Best fit 5-8; works as read-aloud from age 4 and continues to reward independent readers through age 10.

Our take

Warm early-chapter fable with balanced appeal — strong craft and emotional sophistication earn parent respect while gentle humor and visual accessibility carry kid engagement.

What stands out

Each audience's top 3 dimensions. Out of 30 scored per book.

👦

Kids love

  • First-chapter grab Strong

    Two-sentence world-drop ('The old barn was abandoned. Only Orris lived there') plus a hushed still-life of treasures is shattered by a screech and 'Help, help!' The stillness-to-alarm contrast hooks early chapter readers similar to Knuffle Bunny's compressed cafeteria grounding — sits between the 7-tier All the Broken Pieces verse-mystery opening and the 9-tier Artemis Fowl action opener.

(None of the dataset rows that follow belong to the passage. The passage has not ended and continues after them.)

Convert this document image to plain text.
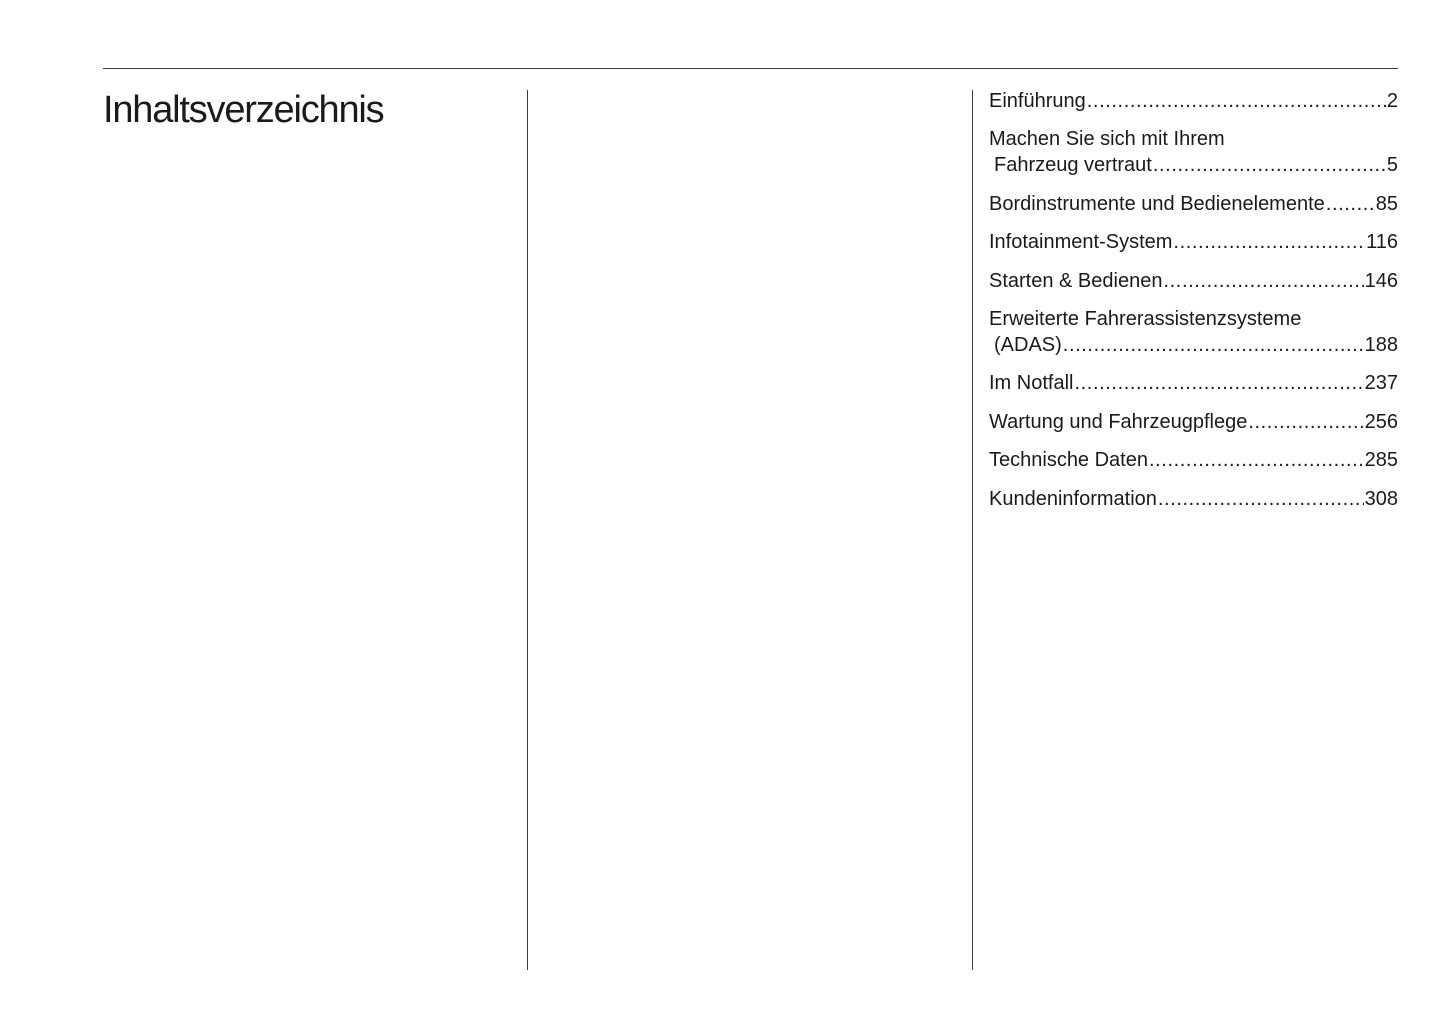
Inhaltsverzeichnis	Einführung .....	2
Machen Sie sich mit Ihrem
Fahrzeug vertraut .....	5
Bordinstrumente und Bedienelemente .....	85
Infotainment-System .....	116
Starten & Bedienen .....	146
Erweiterte Fahrerassistenzsysteme
(ADAS) .....	188
Im Notfall .....	237
Wartung und Fahrzeugpflege .....	256
Technische Daten .....	285
Kundeninformation .....	308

  • Character voice Strong

    Orris's muttering-old-man register ('For the love of Pete,' 'caught, stuck, done for') and Timble's earnest literal questions ('What's a statue?') are swap-test immune — the three-line 'move/not move/do what I tell you' exchange is voice-distinct like the three voices in Knuffle Bunny (8-tier), above Earthquake in the Early Morning's series-shorthand voice work.

👩

Parents love

  • Writing quality Exceptional

    Prose-poetry at the sentence level — lists of three, short-short-short-LONG rhythm, one-sentence emotional payoffs — earned the Kirkus Starred Review. Register mastery similar to Interrupting Chicken (8-tier) and like Illuminae's sentence-level precision (9-tier), well above A Bear Called Paddington's clean-economical prose (4-tier).

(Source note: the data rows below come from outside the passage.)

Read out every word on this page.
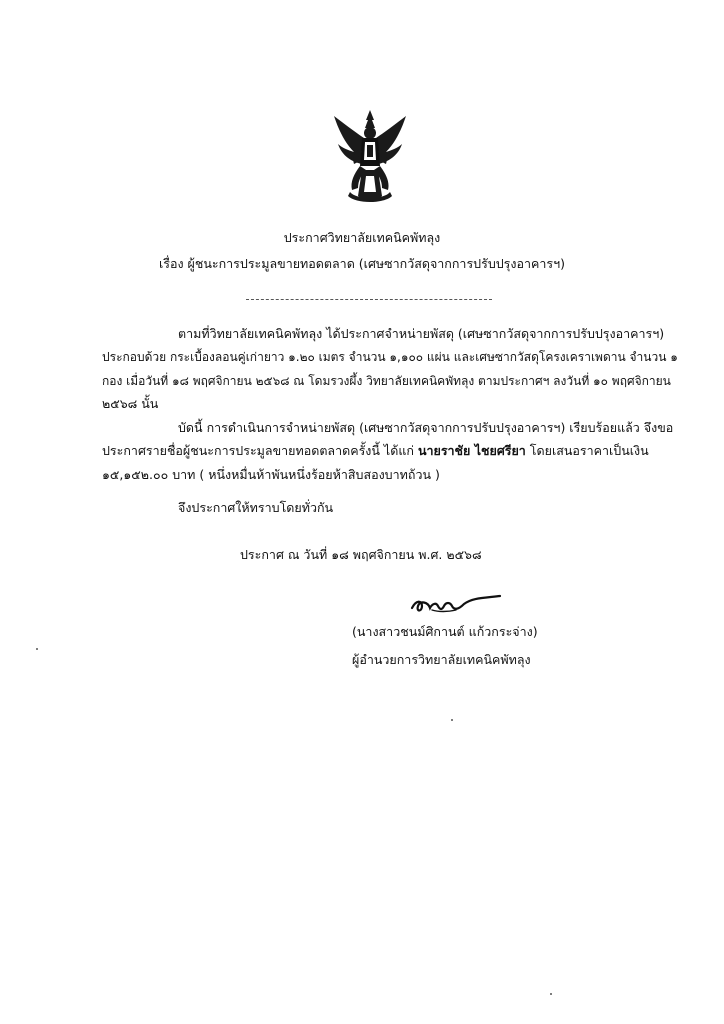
ประกาศวิทยาลัยเทคนิคพัทลุง
เรื่อง ผู้ชนะการประมูลขายทอดตลาด (เศษซากวัสดุจากการปรับปรุงอาคารฯ)
ตามที่วิทยาลัยเทคนิคพัทลุง ได้ประกาศจำหน่ายพัสดุ (เศษซากวัสดุจากการปรับปรุงอาคารฯ)
ประกอบด้วย กระเบื้องลอนคู่เก่ายาว ๑.๒๐ เมตร จำนวน ๑,๑๐๐ แผ่น และเศษซากวัสดุโครงเคราเพดาน จำนวน ๑
กอง เมื่อวันที่ ๑๘ พฤศจิกายน ๒๕๖๘ ณ โดมรวงผึ้ง วิทยาลัยเทคนิคพัทลุง ตามประกาศฯ ลงวันที่ ๑๐ พฤศจิกายน
๒๕๖๘ นั้น
บัดนี้ การดำเนินการจำหน่ายพัสดุ (เศษซากวัสดุจากการปรับปรุงอาคารฯ) เรียบร้อยแล้ว จึงขอ
ประกาศรายชื่อผู้ชนะการประมูลขายทอดตลาดครั้งนี้ ได้แก่ นายราชัย ไชยศรียา โดยเสนอราคาเป็นเงิน
๑๕,๑๕๒.๐๐ บาท ( หนึ่งหมื่นห้าพันหนึ่งร้อยห้าสิบสองบาทถ้วน )
จึงประกาศให้ทราบโดยทั่วกัน
ประกาศ ณ วันที่ ๑๘ พฤศจิกายน พ.ศ. ๒๕๖๘
(นางสาวชนม์ศิกานต์ แก้วกระจ่าง)
ผู้อำนวยการวิทยาลัยเทคนิคพัทลุง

  • Reading gateway Strong

    Lexile 540L, Fountas & Pinnell N, ~2,800 words across 10 short chapters with generous line breaks and heavy illustration — engineered as a bridge from picture book to chapter book, similar to Frog and Toad Together's gateway calibration (8-tier) and alongside Clementine, Friend of the Week at the top of the early-reader bridge benchmark.

🍎

Teachers love

  • Read-aloud power Strong

    Short declarative pairs and three-line dialogue exchanges are almost impossible to botch on a first read-aloud; the heartbeat repetition ('fast, fast... pulled and pulled') is performable. Engineered for oral delivery similar to Sylvester and the Magic Pebble's stately read-aloud cadence (8-tier) and like Interrupting Chicken's performable call-and-response rhythm.

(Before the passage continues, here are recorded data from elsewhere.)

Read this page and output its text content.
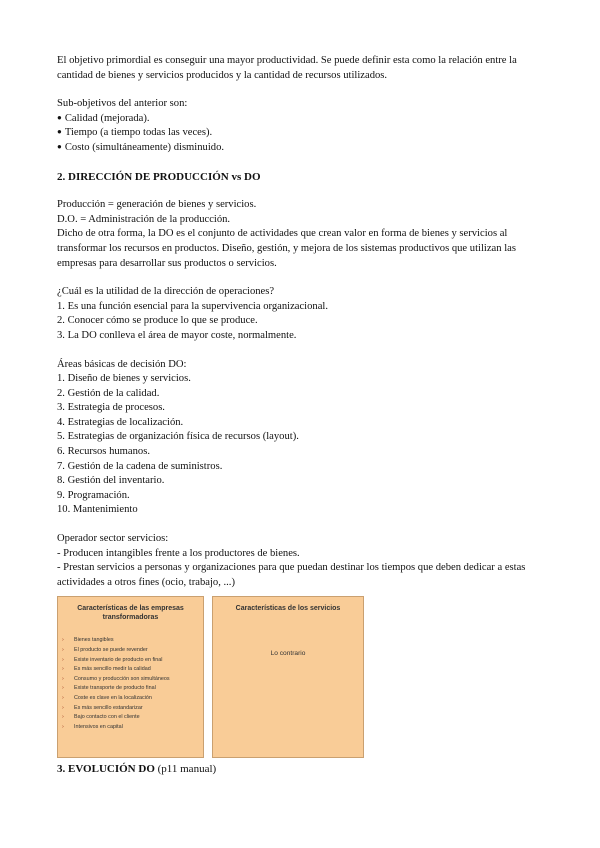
El objetivo primordial es conseguir una mayor productividad. Se puede definir esta como la relación entre la cantidad de bienes y servicios producidos y la cantidad de recursos utilizados.

Sub-objetivos del anterior son:

● Calidad (mejorada).
● Tiempo (a tiempo todas las veces).
● Costo (simultáneamente) disminuido.

2. DIRECCIÓN DE PRODUCCIÓN vs DO

Producción = generación de bienes y servicios.

D.O. = Administración de la producción.

Dicho de otra forma, la DO es el conjunto de actividades que crean valor en forma de bienes y servicios al transformar los recursos en productos. Diseño, gestión, y mejora de los sistemas productivos que utilizan las empresas para desarrollar sus productos o servicios.

¿Cuál es la utilidad de la dirección de operaciones?

1. Es una función esencial para la supervivencia organizacional.
2. Conocer cómo se produce lo que se produce.
3. La DO conlleva el área de mayor coste, normalmente.

Áreas básicas de decisión DO:

1. Diseño de bienes y servicios.
2. Gestión de la calidad.
3. Estrategia de procesos.
4. Estrategias de localización.
5. Estrategias de organización física de recursos (layout).
6. Recursos humanos.
7. Gestión de la cadena de suministros.
8. Gestión del inventario.
9. Programación.
10. Mantenimiento

Operador sector servicios:

- Producen intangibles frente a los productores de bienes.
- Prestan servicios a personas y organizaciones para que puedan destinar los tiempos que deben dedicar a estas actividades a otros fines (ocio, trabajo, ...)
Características de las empresas transformadoras
› Bienes tangibles
› El producto se puede revender
› Existe inventario de producto en final
› Es más sencillo medir la calidad
› Consumo y producción son simultáneos
› Existe transporte de producto final
› Coste es clave en la localización
› Es más sencillo estandarizar
› Bajo contacto con el cliente
› Intensivos en capital
Características de los servicios
Lo contrario

3. EVOLUCIÓN DO (p11 manual)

  • Writing prompt potential Strong

    Three direct write-the-next-story invitations embedded in the text — the unfinished wolf-raven-princess tale, the lion-and-mouse open question, and the 'but that's not the end of the story' Coda — plus a treasures-with-stories project. Similar to A Tale Dark and Grimm's embedded-prompt density (7-tier) and above Mercy Watson's single-prompt format baseline.

✓ Perfect for

  • Families who loved Frog and Toad and Mercy Watson and want the next gentle early chapter book
  • Children ages 5-8 transitioning from picture books to chapter books
  • Read-aloud bedtime routines with new readers
  • Kids drawn to animal friendships and cozy, contained worlds
  • Parents and teachers who value literary craft in early-reader formats

Not ideal for

Readers who want high-action adventure, laugh-out-loud comedy, or the frenetic pace of graphic-novel humor — the pleasures here are quiet, painterly, and emotionally restrained.

At a glance

Pages
80
Chapters
10
Words
3k
Lexile
540L
Difficulty
Easy
POV
Third Person Limited
Illustration
Heavy
Published
2024
Publisher
Candlewick Press
Illustrator
Carmen Mok
ISBN
9781536222791

Mood & style

Tone: Warm Pacing: Measured Weight: Light Tension: Emotional Stakes Humor: Gentle Wit

You'll know it worked when…

Book 1 of 3 in the Orris and Timble series. The Coda deliberately ends on the word 'beginning' and promises future evenings together, but the single-book story is fully complete and deeply satisfying on its own.